October 17, 2022
Lots of people come through our doors wanting to know how to brew their coffee so that it tastes just as good as what we brew at the café. Well, we’ve got some good news and some great news about that!
The good news is that we at Impact Roasters love partnering with offices and workplaces around Copenhagen to fill your coffee machines with the best tasting, highest quality, and most sustainable coffee that won’t break the bank. We’ll talk you through all the details and give you an introduction to our process during a free tasting event which we’d love to bring to you.
The even better news is that we love to help you learn how to brew better coffee, and troubleshoot some of the problems you might be having when you are brewing coffee at home. You can always feel free to stop in at the café and we will walk you through any questions you might be having, and share as many insights as we can with you.
To give you a head start in figuring out why your coffee might taste bitter, there are three elements which play major contributing factors. The first is the grind size, the second is the roast level, and the third is the brewing method.

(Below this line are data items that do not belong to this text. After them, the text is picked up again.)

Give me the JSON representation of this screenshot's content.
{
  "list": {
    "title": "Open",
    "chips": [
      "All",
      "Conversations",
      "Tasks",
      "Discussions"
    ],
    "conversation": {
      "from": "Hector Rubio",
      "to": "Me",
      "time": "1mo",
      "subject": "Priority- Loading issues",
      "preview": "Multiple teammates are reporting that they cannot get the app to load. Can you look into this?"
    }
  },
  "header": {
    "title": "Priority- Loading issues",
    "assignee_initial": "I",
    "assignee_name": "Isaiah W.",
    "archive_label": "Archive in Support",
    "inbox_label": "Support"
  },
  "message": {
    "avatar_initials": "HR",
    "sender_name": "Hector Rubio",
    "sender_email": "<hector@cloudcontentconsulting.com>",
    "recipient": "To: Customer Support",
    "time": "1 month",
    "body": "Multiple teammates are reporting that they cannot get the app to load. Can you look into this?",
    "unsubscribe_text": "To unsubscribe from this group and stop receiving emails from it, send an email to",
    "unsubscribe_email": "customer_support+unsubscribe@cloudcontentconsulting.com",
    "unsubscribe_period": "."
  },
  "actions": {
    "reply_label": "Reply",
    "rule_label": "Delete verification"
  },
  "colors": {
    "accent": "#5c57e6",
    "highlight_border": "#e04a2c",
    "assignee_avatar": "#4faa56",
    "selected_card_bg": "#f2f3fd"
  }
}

Not only can one of these elements be at odds with delicious tasting coffee, but they can all work against each other to create a cup of coffee you do not want to drink.
A bag of coffee from us here at Impact Roasters is filled with whole beans, not ground coffee. The reason for this is twofold. First, the shelf life of ground coffee is significantly shorter than that of whole bean coffee. The aromatics and carbon dioxide trapped within the roasted coffee is released at a much faster rate, and thus making it much less appealing. For this reason, we, like most other specialty coffee shops, will always recommend you grind your coffee as close to the time you brew it as possible.
If you don’t have a grinder at home, you are always welcome to ask us to grind it for you! When you do, the barista will probably ask you: “How do you brew your coffee?” This questions allows us to appropriately grind the coffee beans so the final product of your coffee brewing tastes wonderful. Coffee ground too finely for a brewing method that requires a coarser grind, like the Stempel or French Press, makes coffee that has a “sludgy” texture when you drink it and a bitter taste as a result of over extraction of the coffee during brewing. Coffee ground too coarsely for a brewing method that requires a finer grind, like filter coffee or with a Chemex, will produce a coffee that is bitter, under extracted, and might even taste “weak” as a result of not having enough surface area on the grounds to extract delicious coffee flavor from.
Here at Impact Roasters we offer you three different easy to understand roast levels: light roast, medium roast, and dark roast. Using the wrong roast level to brew your coffee is the most common reason for a weak brew, or producing bitter and poor tasting coffee. Light roasts are most commonly used for specialty coffee brewing, methods like the V60, Chemex, and Aeropress. Medium roast coffee is what we use behind the bar to produce delicious filter coffee. Finally, dark roast coffee is what we always recommend for espresso beans. Using a dark roast coffee for a brew method consistent with what you would use a light roast has the potential to produce a very strong, bitter, and over extracted cup of coffee. On the other hand, using a light roast coffee for what you should use a medium or dark roast coffee can produce a very weak tasting, under extracted coffee.
We’ve tried using light roasted coffee in our filter coffee and many of you, our loyal customers, noticed the difference, and thought it was too weak a cup. We listened! That is why we serve you with medium roast in our filter pot!
We have standard recommendations, like “always use dark roast for espresso” or “medium roast for French press”, but if you like a light roast French Press, tell us, we would love to help you find the perfect coffee to go with that!
Finally, the brewing method should be in line with both how coarsely or finely your coffee is ground and how dark or how light the roast of your coffee is.
Often times we see the machines in large corporate offices failing on all three of these levels. The roast level is too high for the brew method, and it is unlikely the grind size has been dialed in to serve you the best coffee possible. We welcome you into our café with open arms so you can be fueled for your busy work day, but we also want to work with you and your company to fix your coffee problems and provide your office with some of the best quality coffee in Copenhagen.